Cisco CDA with forwarded logs

Sean Alexander · ‎07-09-2015

Hi All,

We have over 50 DC's and they come and go regularary, maintaining this list in multiple CDA's could be a pain.

We have AD forward logs to a central DC however they get stored in the forwarded events log.

Is there a way to have CDA read this?

Thanks,

Vance Kwan · ‎07-12-2015

If you can forward event ID 4768 into the security events, this will work. Just add that DC instead of all 50.

-Vance

Sean Alexander · ‎07-12-2015

Thanks for the responce but logs only forward to the forwarded event log and I cannot choose the security log as the destination for forwarded logs.

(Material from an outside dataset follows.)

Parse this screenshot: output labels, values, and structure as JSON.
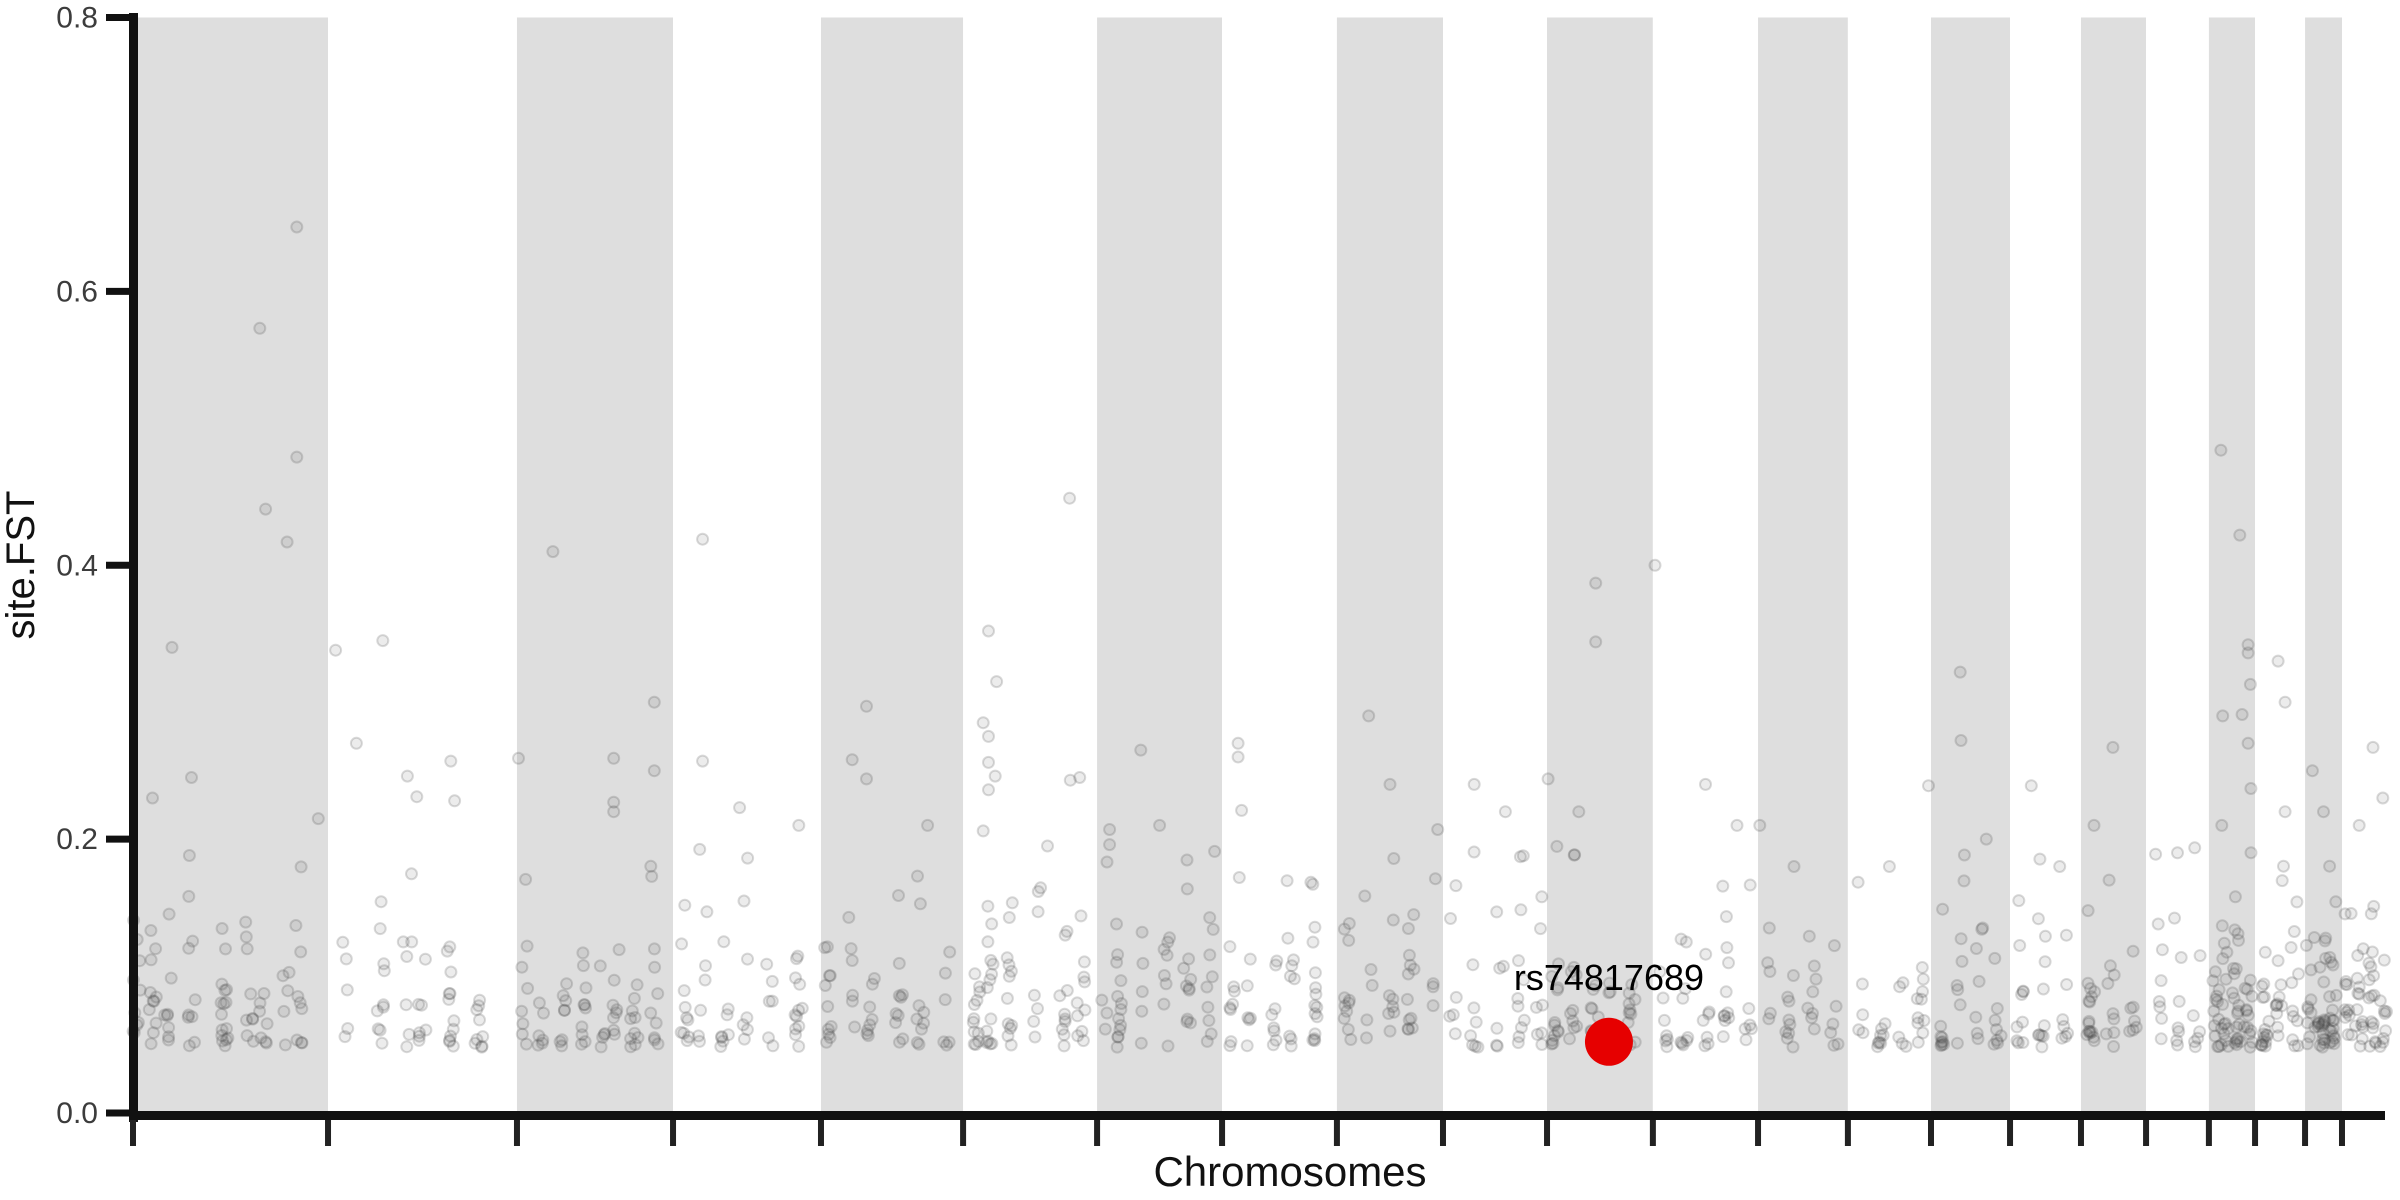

How do you forward those events into the security log?

Thanks,

Vance Kwan · ‎07-17-2015

I'm not of aware of how to forward it to the security logs. More so, I am not even 100% sure that it needs to be in the security logs. Have you tested this? Is this DC with the centralized repository added currently? If it is, we should be able to review the logs to see if it got any user mappings from this DC.

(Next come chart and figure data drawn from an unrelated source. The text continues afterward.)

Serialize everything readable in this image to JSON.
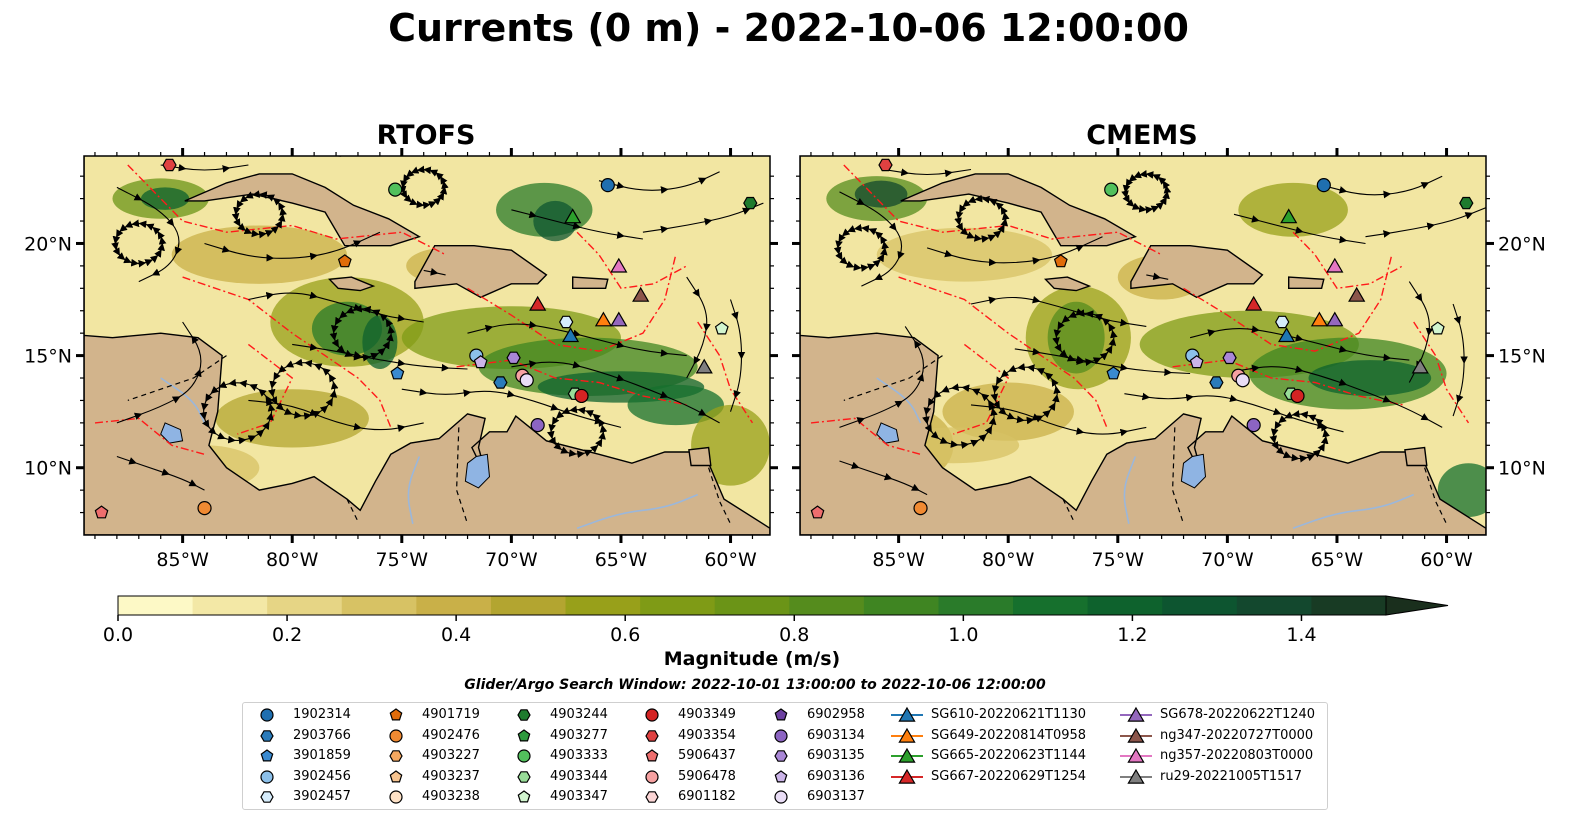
{
  "title": "Currents (0 m) - 2022-10-06 12:00:00",
  "panels": [
    {
      "title": "RTOFS"
    },
    {
      "title": "CMEMS"
    }
  ],
  "axes": {
    "lon_ticks": [
      "85°W",
      "80°W",
      "75°W",
      "70°W",
      "65°W",
      "60°W"
    ],
    "lat_ticks": [
      "20°N",
      "15°N",
      "10°N"
    ]
  },
  "colorbar": {
    "label": "Magnitude (m/s)",
    "ticks": [
      "0.0",
      "0.2",
      "0.4",
      "0.6",
      "0.8",
      "1.0",
      "1.2",
      "1.4"
    ],
    "colors": [
      "#fdf9c6",
      "#f3e8a6",
      "#e6d585",
      "#d7c264",
      "#c9b048",
      "#b3a530",
      "#98a01a",
      "#7f9b16",
      "#6b9417",
      "#558c1d",
      "#3f8522",
      "#2a7b2a",
      "#16702d",
      "#0e622d",
      "#0d5530",
      "#13482e",
      "#183b24",
      "#1a2f1d"
    ]
  },
  "search_window": "Glider/Argo Search Window: 2022-10-01 13:00:00 to 2022-10-06 12:00:00",
  "legend": {
    "columns": [
      [
        {
          "label": "1902314",
          "marker": "circle",
          "color": "#1f6fb0"
        },
        {
          "label": "2903766",
          "marker": "hexagon",
          "color": "#2b7bba"
        },
        {
          "label": "3901859",
          "marker": "pentagon",
          "color": "#3a8ad0"
        },
        {
          "label": "3902456",
          "marker": "circle",
          "color": "#8cc0ea"
        },
        {
          "label": "3902457",
          "marker": "hexagon",
          "color": "#d6ecfb"
        }
      ],
      [
        {
          "label": "4901719",
          "marker": "pentagon",
          "color": "#e06c0a"
        },
        {
          "label": "4902476",
          "marker": "circle",
          "color": "#f08a32"
        },
        {
          "label": "4903227",
          "marker": "hexagon",
          "color": "#f5a860"
        },
        {
          "label": "4903237",
          "marker": "pentagon",
          "color": "#f7c490"
        },
        {
          "label": "4903238",
          "marker": "circle",
          "color": "#fde1c6"
        }
      ],
      [
        {
          "label": "4903244",
          "marker": "hexagon",
          "color": "#1e7b2e"
        },
        {
          "label": "4903277",
          "marker": "pentagon",
          "color": "#2e9a3e"
        },
        {
          "label": "4903333",
          "marker": "circle",
          "color": "#52c05c"
        },
        {
          "label": "4903344",
          "marker": "hexagon",
          "color": "#98dc98"
        },
        {
          "label": "4903347",
          "marker": "pentagon",
          "color": "#d2f5cf"
        }
      ],
      [
        {
          "label": "4903349",
          "marker": "circle",
          "color": "#d42323"
        },
        {
          "label": "4903354",
          "marker": "hexagon",
          "color": "#df4141"
        },
        {
          "label": "5906437",
          "marker": "pentagon",
          "color": "#ee6e6e"
        },
        {
          "label": "5906478",
          "marker": "circle",
          "color": "#f6a1a1"
        },
        {
          "label": "6901182",
          "marker": "hexagon",
          "color": "#fbd5d5"
        }
      ],
      [
        {
          "label": "6902958",
          "marker": "pentagon",
          "color": "#6b3fa0"
        },
        {
          "label": "6903134",
          "marker": "circle",
          "color": "#8c64c2"
        },
        {
          "label": "6903135",
          "marker": "hexagon",
          "color": "#a987d6"
        },
        {
          "label": "6903136",
          "marker": "pentagon",
          "color": "#cbb4e8"
        },
        {
          "label": "6903137",
          "marker": "circle",
          "color": "#e9ddf6"
        }
      ],
      [
        {
          "label": "SG610-20220621T1130",
          "marker": "triangle",
          "color": "#1f77b4"
        },
        {
          "label": "SG649-20220814T0958",
          "marker": "triangle",
          "color": "#ff7f0e"
        },
        {
          "label": "SG665-20220623T1144",
          "marker": "triangle",
          "color": "#2ca02c"
        },
        {
          "label": "SG667-20220629T1254",
          "marker": "triangle",
          "color": "#d62728"
        }
      ],
      [
        {
          "label": "SG678-20220622T1240",
          "marker": "triangle",
          "color": "#9467bd"
        },
        {
          "label": "ng347-20220727T0000",
          "marker": "triangle",
          "color": "#8c564b"
        },
        {
          "label": "ng357-20220803T0000",
          "marker": "triangle",
          "color": "#e377c2"
        },
        {
          "label": "ru29-20221005T1517",
          "marker": "triangle",
          "color": "#7f7f7f"
        }
      ]
    ]
  },
  "markers": [
    {
      "id": "4903354",
      "lon": -85.6,
      "lat": 23.5
    },
    {
      "id": "4903333",
      "lon": -75.3,
      "lat": 22.4
    },
    {
      "id": "1902314",
      "lon": -65.6,
      "lat": 22.6
    },
    {
      "id": "4903244",
      "lon": -59.1,
      "lat": 21.8
    },
    {
      "id": "SG665-20220623T1144",
      "lon": -67.2,
      "lat": 21.2
    },
    {
      "id": "4901719",
      "lon": -77.6,
      "lat": 19.2
    },
    {
      "id": "ng357-20220803T0000",
      "lon": -65.1,
      "lat": 19.0
    },
    {
      "id": "ng347-20220727T0000",
      "lon": -64.1,
      "lat": 17.7
    },
    {
      "id": "SG667-20220629T1254",
      "lon": -68.8,
      "lat": 17.3
    },
    {
      "id": "3902457",
      "lon": -67.5,
      "lat": 16.5
    },
    {
      "id": "SG649-20220814T0958",
      "lon": -65.8,
      "lat": 16.6
    },
    {
      "id": "SG678-20220622T1240",
      "lon": -65.1,
      "lat": 16.6
    },
    {
      "id": "4903347",
      "lon": -60.4,
      "lat": 16.2
    },
    {
      "id": "SG610-20220621T1130",
      "lon": -67.3,
      "lat": 15.9
    },
    {
      "id": "3902456",
      "lon": -71.6,
      "lat": 15.0
    },
    {
      "id": "6903136",
      "lon": -71.4,
      "lat": 14.7
    },
    {
      "id": "6903135",
      "lon": -69.9,
      "lat": 14.9
    },
    {
      "id": "3901859",
      "lon": -75.2,
      "lat": 14.2
    },
    {
      "id": "2903766",
      "lon": -70.5,
      "lat": 13.8
    },
    {
      "id": "5906478",
      "lon": -69.5,
      "lat": 14.1
    },
    {
      "id": "6903137",
      "lon": -69.3,
      "lat": 13.9
    },
    {
      "id": "ru29-20221005T1517",
      "lon": -61.2,
      "lat": 14.5
    },
    {
      "id": "4903344",
      "lon": -67.1,
      "lat": 13.3
    },
    {
      "id": "4903349",
      "lon": -66.8,
      "lat": 13.2
    },
    {
      "id": "6903134",
      "lon": -68.8,
      "lat": 11.9
    },
    {
      "id": "5906437",
      "lon": -88.7,
      "lat": 8.0
    },
    {
      "id": "4902476",
      "lon": -84.0,
      "lat": 8.2
    }
  ]
}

Sean Alexander · ‎08-25-2015

Hi Vance,

I thought we had this resolved but turns out we do not.

In the documentation it states:

If log forwarding is being employed, then connectivity is required only between CDA and the aggregating domain controller machines, there is no need to provide connectivity between all domain controller machines and CDA in a centralized log forwarding deployment.

But with log forwarding enabled on our DC's logs to to the forwarded event log and from previous reading I can say CDA only reads the security log. Based on the IP mappings this is confirmed.